Here’s a summary of the main climbers in the most recent 3 months, compared to the April-to-June period:
- MG ZS climbed from 8th to 3th
- Nissan Leaf climbed from 10th to 5th
- Tesla Model 3 climbed from 27th to 7th
- MG5 climbed from 31st to 10th
- Ford Mach E climbed from 21st to 12th
- VW ID.5 climbed from 29th to 14th
Meanwhile which models lost their ranks? The Tesla Model Y suffered, as we have discussed. Here’s the roundup:
- Tesla Model Y fell from 1st to 6th
- Kia Niro fell from 2nd to 8th
- Polestar 2 fell from 5th to 11th
- Audi e-tron fell from 9th to 28th
- MG Marvel R fell from 11th to 16th
- BMW i4 fell from 13th to 19th
Note that we can’t draw too many deep conclusions from one set of results. The e-tron and Marvel R were both climbing the ranks in our July report, whilst the Leaf was falling.

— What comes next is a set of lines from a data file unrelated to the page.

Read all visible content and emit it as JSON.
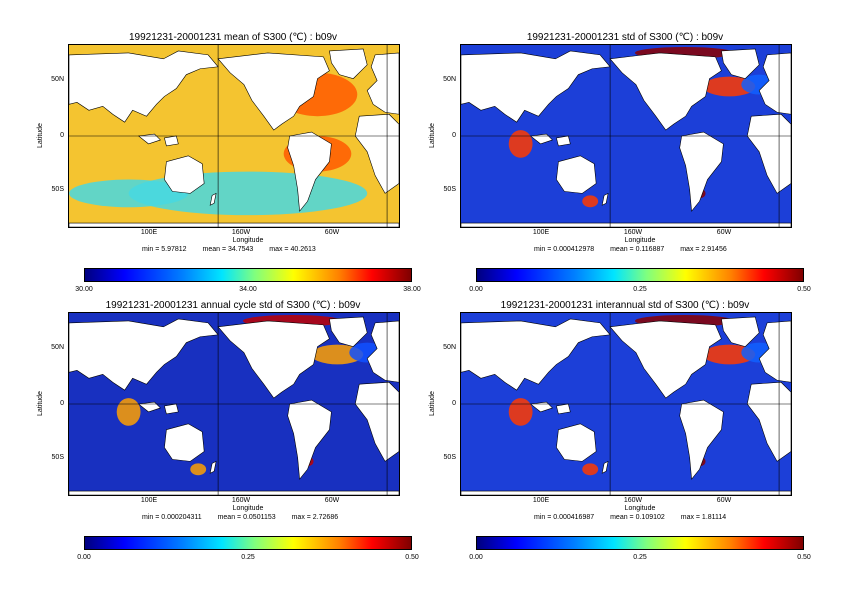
{
  "panels": [
    {
      "title": "19921231-20001231 mean of S300 (℃) : b09v",
      "ylabel": "Latitude",
      "xlabel": "Longitude",
      "yticks": [
        "50N",
        "0",
        "50S"
      ],
      "xticks": [
        "100E",
        "160W",
        "60W"
      ],
      "stats": {
        "min": "min = 5.97812",
        "mean": "mean = 34.7543",
        "max": "max = 40.2613"
      },
      "colorbar": [
        "30.00",
        "34.00",
        "38.00"
      ],
      "colors": {
        "ocean": "#f4c430",
        "warm": "#ff5a00",
        "cool": "#48d8e0",
        "hot": "#8b0000"
      }
    },
    {
      "title": "19921231-20001231 std of S300 (℃) : b09v",
      "ylabel": "Latitude",
      "xlabel": "Longitude",
      "yticks": [
        "50N",
        "0",
        "50S"
      ],
      "xticks": [
        "100E",
        "160W",
        "60W"
      ],
      "stats": {
        "min": "min = 0.000412978",
        "mean": "mean = 0.116887",
        "max": "max = 2.91456"
      },
      "colorbar": [
        "0.00",
        "0.25",
        "0.50"
      ],
      "colors": {
        "ocean": "#1c3fd8",
        "warm": "#ff3a00",
        "cool": "#1060ff",
        "hot": "#8b0000"
      }
    },
    {
      "title": "19921231-20001231 annual cycle std of S300 (℃) : b09v",
      "ylabel": "Latitude",
      "xlabel": "Longitude",
      "yticks": [
        "50N",
        "0",
        "50S"
      ],
      "xticks": [
        "100E",
        "160W",
        "60W"
      ],
      "stats": {
        "min": "min = 0.000204311",
        "mean": "mean = 0.0501153",
        "max": "max = 2.72686"
      },
      "colorbar": [
        "0.00",
        "0.25",
        "0.50"
      ],
      "colors": {
        "ocean": "#1830c0",
        "warm": "#ffa000",
        "cool": "#1050ff",
        "hot": "#c00000"
      }
    },
    {
      "title": "19921231-20001231 interannual std of S300 (℃) : b09v",
      "ylabel": "Latitude",
      "xlabel": "Longitude",
      "yticks": [
        "50N",
        "0",
        "50S"
      ],
      "xticks": [
        "100E",
        "160W",
        "60W"
      ],
      "stats": {
        "min": "min = 0.000416987",
        "mean": "mean = 0.109102",
        "max": "max = 1.81114"
      },
      "colorbar": [
        "0.00",
        "0.25",
        "0.50"
      ],
      "colors": {
        "ocean": "#1c3fd8",
        "warm": "#ff3a00",
        "cool": "#1060ff",
        "hot": "#8b0000"
      }
    }
  ]
}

For now, their fates are reversed.
In a relatively low volume market like Sweden, the most we can say is that logistics batching and similar allocation decisions can change the ranking quite significantly over short periods.
Models consistently inside the top 10 are obviously doing something right in terms of value proposition and appeal, but — at this still early stage in the EV transitions — may owe much of their success to simply “turning up” in available volumes.
Conversely, models outside the top 10 may also be very compelling, just constrained by supply (either global, or that which is allocated to Sweden). For example, the Cupra Born may be in the latter category, and the MG4 is too, for now at least.
Until global battery production capacity (and other key supply chains) have caught up with growth in BEV demand, we won’t know which models, brands, and value propositions folks will chose in an open and unconstrained market. This won’t fully shake out until the early 2030s at least.
Sweden’s auto market is firmly in the hot zone of the transition to EV, though the progress this year is being constrained by supply. In the big picture, demand is arguably much more important, and in this respect it is clear that Sweden has already firmly voted to quickly transition to EVs.
With road fuel prices significantly up across Europe, relative interest in plugins remains strong. Despite high electricity prices, and shocking rates of overall energy price inflation, the running cost savings for plugins compared to combustion vehicles are still very substantial.
The growth in plugin share over the remaining months will continue to be shaped almost entirely by supply volumes, rather than by any constraint in demand. We know that many BEVs still have 12 month waiting lists, whereas combustion-only vehicles have shorter wait times on average, juicing their performance.